What's really funny about those ideas is how long the characters have to talk about them. In TWOK, Khan says he's giving Kirk "sixty seconds", but he actually gives him just over two minutes, even after stating, in typical cartoon character style, "time is a luxury you don't have" (!!). This scene has always struck me as especially unbelievable, since the characters actually talk openly about what they're planning to do while Khan has an open com-link to the Bridge! In TUC, it's a little less transparently silly, but Meyer still stops the action long enough to let the characters explain the solution, and the action conveniently (and somewhat comically) resumes the instant Spock and McCoy head off. I guess Khan and Chang are patient guys.

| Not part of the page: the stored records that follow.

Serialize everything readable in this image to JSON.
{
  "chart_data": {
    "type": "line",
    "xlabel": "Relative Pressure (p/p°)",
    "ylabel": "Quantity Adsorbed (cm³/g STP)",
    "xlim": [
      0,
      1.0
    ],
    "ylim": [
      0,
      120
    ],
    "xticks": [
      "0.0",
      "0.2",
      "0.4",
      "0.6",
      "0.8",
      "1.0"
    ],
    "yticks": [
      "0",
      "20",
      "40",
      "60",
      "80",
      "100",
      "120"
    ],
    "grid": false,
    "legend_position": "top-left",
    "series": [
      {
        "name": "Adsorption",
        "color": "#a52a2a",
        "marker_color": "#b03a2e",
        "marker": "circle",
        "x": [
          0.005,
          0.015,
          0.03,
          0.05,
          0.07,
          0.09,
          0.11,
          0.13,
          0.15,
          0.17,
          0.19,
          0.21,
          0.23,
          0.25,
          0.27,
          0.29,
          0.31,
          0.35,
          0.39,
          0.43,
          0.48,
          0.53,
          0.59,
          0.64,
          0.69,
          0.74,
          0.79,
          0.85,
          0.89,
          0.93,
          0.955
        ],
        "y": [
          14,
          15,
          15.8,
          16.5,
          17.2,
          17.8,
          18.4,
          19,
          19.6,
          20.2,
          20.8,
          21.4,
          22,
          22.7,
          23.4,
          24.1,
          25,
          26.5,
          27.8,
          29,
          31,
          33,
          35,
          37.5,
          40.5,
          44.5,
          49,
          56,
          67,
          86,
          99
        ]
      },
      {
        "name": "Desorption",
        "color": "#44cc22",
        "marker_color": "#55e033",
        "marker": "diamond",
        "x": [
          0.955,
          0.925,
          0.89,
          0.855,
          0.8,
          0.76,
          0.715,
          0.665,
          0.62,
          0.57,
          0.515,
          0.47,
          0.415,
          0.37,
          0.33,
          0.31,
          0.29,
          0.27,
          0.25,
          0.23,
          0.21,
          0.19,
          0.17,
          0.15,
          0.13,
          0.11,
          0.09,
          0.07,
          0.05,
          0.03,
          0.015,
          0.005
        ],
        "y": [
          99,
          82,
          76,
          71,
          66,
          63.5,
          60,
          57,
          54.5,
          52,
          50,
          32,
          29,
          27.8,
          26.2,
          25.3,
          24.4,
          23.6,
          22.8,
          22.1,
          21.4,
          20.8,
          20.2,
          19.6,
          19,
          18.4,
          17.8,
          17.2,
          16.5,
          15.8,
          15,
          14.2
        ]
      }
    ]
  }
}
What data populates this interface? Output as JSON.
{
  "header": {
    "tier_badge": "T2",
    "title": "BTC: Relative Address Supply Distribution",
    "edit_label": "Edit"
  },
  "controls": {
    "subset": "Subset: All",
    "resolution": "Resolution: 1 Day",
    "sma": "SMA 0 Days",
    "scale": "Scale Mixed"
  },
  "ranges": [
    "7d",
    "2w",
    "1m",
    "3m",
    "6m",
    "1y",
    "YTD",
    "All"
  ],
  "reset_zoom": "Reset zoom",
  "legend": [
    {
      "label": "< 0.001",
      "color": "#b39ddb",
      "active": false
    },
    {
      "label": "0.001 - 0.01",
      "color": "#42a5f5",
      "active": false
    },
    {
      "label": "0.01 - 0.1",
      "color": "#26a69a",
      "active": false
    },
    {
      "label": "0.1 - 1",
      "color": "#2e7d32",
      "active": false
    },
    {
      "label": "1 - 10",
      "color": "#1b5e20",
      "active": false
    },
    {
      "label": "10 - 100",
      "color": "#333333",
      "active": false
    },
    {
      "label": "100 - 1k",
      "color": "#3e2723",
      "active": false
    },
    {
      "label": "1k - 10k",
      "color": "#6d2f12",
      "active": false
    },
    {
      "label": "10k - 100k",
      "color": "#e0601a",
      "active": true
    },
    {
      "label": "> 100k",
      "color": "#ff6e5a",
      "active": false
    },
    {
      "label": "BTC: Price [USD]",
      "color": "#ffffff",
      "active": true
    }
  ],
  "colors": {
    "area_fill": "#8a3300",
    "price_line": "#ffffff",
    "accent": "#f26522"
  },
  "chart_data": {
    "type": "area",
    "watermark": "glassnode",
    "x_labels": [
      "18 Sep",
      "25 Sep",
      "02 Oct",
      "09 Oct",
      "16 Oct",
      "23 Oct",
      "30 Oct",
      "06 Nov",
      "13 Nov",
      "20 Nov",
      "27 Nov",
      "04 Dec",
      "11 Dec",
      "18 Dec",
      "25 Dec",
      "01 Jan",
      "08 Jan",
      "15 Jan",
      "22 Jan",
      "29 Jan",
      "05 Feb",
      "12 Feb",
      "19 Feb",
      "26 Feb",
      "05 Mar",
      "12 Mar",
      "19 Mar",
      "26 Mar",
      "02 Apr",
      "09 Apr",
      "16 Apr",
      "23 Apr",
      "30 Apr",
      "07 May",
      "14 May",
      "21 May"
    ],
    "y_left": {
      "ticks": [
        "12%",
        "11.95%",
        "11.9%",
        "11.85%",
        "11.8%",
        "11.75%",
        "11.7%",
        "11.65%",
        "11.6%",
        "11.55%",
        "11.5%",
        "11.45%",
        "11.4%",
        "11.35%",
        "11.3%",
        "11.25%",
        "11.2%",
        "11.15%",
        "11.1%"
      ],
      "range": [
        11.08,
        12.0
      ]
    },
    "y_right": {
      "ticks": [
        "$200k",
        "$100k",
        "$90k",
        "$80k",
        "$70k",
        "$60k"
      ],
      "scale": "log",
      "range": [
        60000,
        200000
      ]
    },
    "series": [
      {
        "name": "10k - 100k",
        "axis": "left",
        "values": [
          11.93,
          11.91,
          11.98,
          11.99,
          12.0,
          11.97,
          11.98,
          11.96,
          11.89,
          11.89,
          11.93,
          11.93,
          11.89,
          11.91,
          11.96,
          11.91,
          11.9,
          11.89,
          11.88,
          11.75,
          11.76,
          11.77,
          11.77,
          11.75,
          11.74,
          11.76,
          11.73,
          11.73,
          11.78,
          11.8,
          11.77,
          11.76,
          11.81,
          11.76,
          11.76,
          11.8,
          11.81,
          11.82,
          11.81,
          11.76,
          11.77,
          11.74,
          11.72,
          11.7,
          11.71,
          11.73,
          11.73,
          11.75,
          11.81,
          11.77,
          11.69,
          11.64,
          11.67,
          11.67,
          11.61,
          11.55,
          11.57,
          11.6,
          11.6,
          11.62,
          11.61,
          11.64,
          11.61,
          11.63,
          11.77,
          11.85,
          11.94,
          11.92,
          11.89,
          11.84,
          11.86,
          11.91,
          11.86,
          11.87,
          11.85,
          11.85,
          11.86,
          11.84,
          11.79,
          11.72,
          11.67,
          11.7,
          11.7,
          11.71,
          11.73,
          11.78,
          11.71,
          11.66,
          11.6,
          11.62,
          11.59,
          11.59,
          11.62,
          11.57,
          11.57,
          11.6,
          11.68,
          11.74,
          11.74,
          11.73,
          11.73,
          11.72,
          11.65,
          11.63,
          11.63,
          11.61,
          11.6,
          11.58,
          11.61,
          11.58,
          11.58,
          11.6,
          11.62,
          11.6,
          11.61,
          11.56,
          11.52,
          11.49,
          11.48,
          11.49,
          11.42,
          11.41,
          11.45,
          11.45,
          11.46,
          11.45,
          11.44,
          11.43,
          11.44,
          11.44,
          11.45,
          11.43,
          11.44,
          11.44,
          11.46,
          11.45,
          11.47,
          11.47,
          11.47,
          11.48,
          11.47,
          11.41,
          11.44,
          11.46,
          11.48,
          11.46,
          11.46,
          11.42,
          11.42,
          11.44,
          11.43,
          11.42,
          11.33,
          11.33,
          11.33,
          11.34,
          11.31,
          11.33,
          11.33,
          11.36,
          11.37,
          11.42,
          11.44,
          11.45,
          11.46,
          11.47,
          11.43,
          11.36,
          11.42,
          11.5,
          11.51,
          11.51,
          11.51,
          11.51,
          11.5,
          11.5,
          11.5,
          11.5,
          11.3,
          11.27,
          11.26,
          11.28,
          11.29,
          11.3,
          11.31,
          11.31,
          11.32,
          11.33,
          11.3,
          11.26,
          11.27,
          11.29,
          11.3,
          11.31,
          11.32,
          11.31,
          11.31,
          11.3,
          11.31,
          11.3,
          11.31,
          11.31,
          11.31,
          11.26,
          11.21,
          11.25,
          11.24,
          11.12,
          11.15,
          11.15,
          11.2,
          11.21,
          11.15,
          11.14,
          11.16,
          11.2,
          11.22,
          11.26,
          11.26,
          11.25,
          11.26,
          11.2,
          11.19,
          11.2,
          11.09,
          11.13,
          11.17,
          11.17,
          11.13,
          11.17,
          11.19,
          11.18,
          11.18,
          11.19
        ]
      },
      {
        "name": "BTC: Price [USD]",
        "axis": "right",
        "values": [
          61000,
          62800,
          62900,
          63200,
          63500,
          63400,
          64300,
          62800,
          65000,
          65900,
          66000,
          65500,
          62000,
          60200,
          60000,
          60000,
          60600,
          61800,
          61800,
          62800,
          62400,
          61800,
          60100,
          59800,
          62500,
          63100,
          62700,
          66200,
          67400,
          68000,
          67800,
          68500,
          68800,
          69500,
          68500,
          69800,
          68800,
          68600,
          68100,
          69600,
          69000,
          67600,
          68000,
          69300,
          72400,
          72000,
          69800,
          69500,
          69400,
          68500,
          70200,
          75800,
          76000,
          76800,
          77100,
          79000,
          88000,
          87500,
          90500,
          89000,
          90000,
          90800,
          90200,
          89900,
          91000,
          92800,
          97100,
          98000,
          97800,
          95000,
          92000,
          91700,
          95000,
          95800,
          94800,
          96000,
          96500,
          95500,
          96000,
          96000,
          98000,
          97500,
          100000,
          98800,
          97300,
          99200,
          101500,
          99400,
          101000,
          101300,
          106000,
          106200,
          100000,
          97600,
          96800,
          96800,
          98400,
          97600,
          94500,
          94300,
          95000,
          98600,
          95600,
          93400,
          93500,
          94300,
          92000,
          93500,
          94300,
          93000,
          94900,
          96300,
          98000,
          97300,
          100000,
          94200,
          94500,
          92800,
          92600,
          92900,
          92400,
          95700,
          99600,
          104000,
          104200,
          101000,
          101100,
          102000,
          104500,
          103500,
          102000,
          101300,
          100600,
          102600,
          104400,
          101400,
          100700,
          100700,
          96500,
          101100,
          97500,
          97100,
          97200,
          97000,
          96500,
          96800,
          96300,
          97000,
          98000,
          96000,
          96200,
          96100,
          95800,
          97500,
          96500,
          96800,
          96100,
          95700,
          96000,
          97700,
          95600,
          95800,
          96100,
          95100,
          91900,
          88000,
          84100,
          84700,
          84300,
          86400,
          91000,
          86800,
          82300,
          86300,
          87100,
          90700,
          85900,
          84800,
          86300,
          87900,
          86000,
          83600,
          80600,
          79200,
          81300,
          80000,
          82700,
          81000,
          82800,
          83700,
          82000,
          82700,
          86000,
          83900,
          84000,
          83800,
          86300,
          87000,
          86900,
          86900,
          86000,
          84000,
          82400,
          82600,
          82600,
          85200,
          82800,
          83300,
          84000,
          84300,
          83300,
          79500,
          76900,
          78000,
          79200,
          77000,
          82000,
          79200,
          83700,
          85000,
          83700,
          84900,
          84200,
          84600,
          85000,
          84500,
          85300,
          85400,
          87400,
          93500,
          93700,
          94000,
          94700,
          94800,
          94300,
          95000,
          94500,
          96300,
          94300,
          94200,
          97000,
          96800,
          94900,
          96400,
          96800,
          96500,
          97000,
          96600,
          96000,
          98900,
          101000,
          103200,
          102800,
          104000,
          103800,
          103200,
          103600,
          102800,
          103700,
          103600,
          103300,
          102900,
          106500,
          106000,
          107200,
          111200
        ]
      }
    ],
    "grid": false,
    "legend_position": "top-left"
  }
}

I've deliberately saved this one till last. In both films, it also looks like the Engineering section is being sealed, and both use lame sleight-of-hands (or shitty visuals) to depict this. In TWOK, a blast door descends and actually bisects (!!) the matter-antimatter piping (can someone explain THAT to me?), while in TUC, we're made to believe that a blast door is descending to the floor (not over the matter-antimatter piping this time, however), because of both the oblique camera angle and a slam sound that implies it has impacted the ground, but if you look carefully, you can clearly see it's actually come to a stand-still in mid-air before the scene cuts away. I love this one because cinema is a visual medium, yet the implementation of the same basic concept, executed in two different ways, is faulty in both. What's better than one fail? Two fails!
In my opinion, you have to laugh at this stuff. Unfortunately, it looks like I've turned this into another rant. Oh, well. I guess it's too easy.